The global bee population is plummeting. This is alarming, because a threat to the bees is a threat to us. Although many people may not think about them on a daily basis, bees are massively important in providing for our food. In fact, at least a third of all human food crops are pollinated by bees.  This means they are massively important for our food security. They are also indispensable for the diversity of wild flora and fauna around the world. Bees are being threatened by a phenomenon called Colony Collapse Disorder, which is caused by factors such as the destruction of their natural habitats and the pesticides used in agriculture.  So what can we do to save the bees?


A world without bees

Without bees, our planet would be a much worse, and much less colorful, place to live on. If there were no bees, many favourite foodstuffs including almonds, blueberries, strawberries, tomatoes and zucchini would disappear — or at least become multiple times more expensive luxury items. Even if the pollination process of bees could somehow be replicated by humans, it would be much more expensive, leading to a hike in prices of most foods.

Not just affecting the veggie world, the loss of bees would have serious consequences even for the most committed carnivores among us. Without the pollinating bees, many flower and plant species would diminish, thus decreasing the food supply of all animals. Animal farming would then become more expensive, meaning that your supermarket bill would become much less affordable.

Besides, there are no guarantees that we would be able to replicate what the bees have already perfected over millenia. There is a reason they have always had a central place in human life and society, being depicted in art and folklore since the times of Sumer.

What is threatening the bees?

Bees around the world are being affected by a strange phenomenon called Colony Collapse Disorder. This means that a perfectly healthy colony suddenly falls apart, with the working bees simply disappearing in swarms. This strange behaviour has not been exhaustively explained, but it is probably caused by several interconnected factors such as climate change, agricultural pesticides, and destruction of natural habitats. In the United States, about 30% of bee colonies have died from CCD since 2006; some beekeepers have lost up to 90% of their bees overnight.

Climate change is harmful to bee populations, because it causes flowers to bloom out of their usual season. This means that their blooming seasons no longer match the hibernation patterns of the bees. When the bees come out of hibernation ready to feed on and pollinate the flowers, they might be already too late.

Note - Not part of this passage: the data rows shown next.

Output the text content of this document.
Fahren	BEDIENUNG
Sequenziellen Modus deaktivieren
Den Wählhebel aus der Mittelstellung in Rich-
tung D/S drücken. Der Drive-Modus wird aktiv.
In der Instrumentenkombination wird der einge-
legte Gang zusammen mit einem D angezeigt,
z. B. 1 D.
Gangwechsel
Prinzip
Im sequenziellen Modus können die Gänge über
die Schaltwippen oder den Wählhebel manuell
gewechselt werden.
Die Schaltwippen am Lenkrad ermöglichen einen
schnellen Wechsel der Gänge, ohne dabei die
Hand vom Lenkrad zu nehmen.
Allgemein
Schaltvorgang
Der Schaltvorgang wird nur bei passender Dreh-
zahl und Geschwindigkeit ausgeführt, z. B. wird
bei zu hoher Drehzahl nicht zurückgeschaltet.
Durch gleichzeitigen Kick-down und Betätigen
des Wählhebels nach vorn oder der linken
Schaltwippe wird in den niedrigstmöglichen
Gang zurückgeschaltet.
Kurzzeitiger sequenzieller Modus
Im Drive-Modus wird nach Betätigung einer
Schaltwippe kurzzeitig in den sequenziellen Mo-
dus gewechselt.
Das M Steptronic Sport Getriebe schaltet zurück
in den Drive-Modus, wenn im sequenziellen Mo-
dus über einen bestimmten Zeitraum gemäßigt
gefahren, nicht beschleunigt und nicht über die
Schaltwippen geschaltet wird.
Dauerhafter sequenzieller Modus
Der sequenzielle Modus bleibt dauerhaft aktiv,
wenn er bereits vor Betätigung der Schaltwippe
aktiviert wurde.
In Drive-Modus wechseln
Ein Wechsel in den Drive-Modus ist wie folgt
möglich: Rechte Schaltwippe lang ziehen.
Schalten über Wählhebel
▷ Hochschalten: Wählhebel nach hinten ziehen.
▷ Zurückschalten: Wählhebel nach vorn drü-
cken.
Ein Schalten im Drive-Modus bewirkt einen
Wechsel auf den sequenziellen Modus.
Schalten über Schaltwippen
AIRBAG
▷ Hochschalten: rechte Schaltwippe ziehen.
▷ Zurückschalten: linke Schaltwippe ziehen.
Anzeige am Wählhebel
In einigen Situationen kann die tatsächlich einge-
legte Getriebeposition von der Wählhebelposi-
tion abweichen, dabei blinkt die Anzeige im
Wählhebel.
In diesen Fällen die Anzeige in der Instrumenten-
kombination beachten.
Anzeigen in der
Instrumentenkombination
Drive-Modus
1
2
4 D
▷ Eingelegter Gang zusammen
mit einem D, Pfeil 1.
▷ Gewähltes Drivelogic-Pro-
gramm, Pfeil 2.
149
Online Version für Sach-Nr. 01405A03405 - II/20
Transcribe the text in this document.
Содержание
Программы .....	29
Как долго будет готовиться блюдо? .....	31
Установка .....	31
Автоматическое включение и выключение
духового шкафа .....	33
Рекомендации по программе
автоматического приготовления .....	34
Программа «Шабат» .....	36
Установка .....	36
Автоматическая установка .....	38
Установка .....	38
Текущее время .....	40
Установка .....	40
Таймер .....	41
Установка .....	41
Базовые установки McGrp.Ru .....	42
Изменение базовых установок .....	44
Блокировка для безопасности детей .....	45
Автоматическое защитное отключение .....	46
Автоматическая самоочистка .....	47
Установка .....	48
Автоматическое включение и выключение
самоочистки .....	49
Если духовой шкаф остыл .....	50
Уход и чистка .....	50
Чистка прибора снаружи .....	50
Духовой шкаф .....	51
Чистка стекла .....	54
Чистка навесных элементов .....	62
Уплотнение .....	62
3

Pesticides used to destroy pests on farms can also harm the honeybees that are necessary for pollination. Bees are also threatened by factors such as diseases carried by non-native species and the loss of their habitats caused by careless human development.

How can we save the bees?

On an individual level, there are several things we can all do to help. As a consumer, try to buy bee-friendly by choosing honey from local producers who promote biodiversity and the well-being of bees with their practices.

If you have a garden, you can provide bees with flowers they can use as food. Find out which plant species thrive in your area that would be beneficial to bees, and plant them. You can also take up beekeeping as a hobby that is both educational and rewarding — just think about the honey! Beekeeping societies can also be influential in making people aware of the importance of bees.

On a society-wide and even international level, more should be done to find out what is destroying bee populations and to fight against this loss. We should all use our voice to keep this issue visible on the agenda. Show your love for the bees by spreading awareness — they deserve it. After all, they provide for all of us, every day.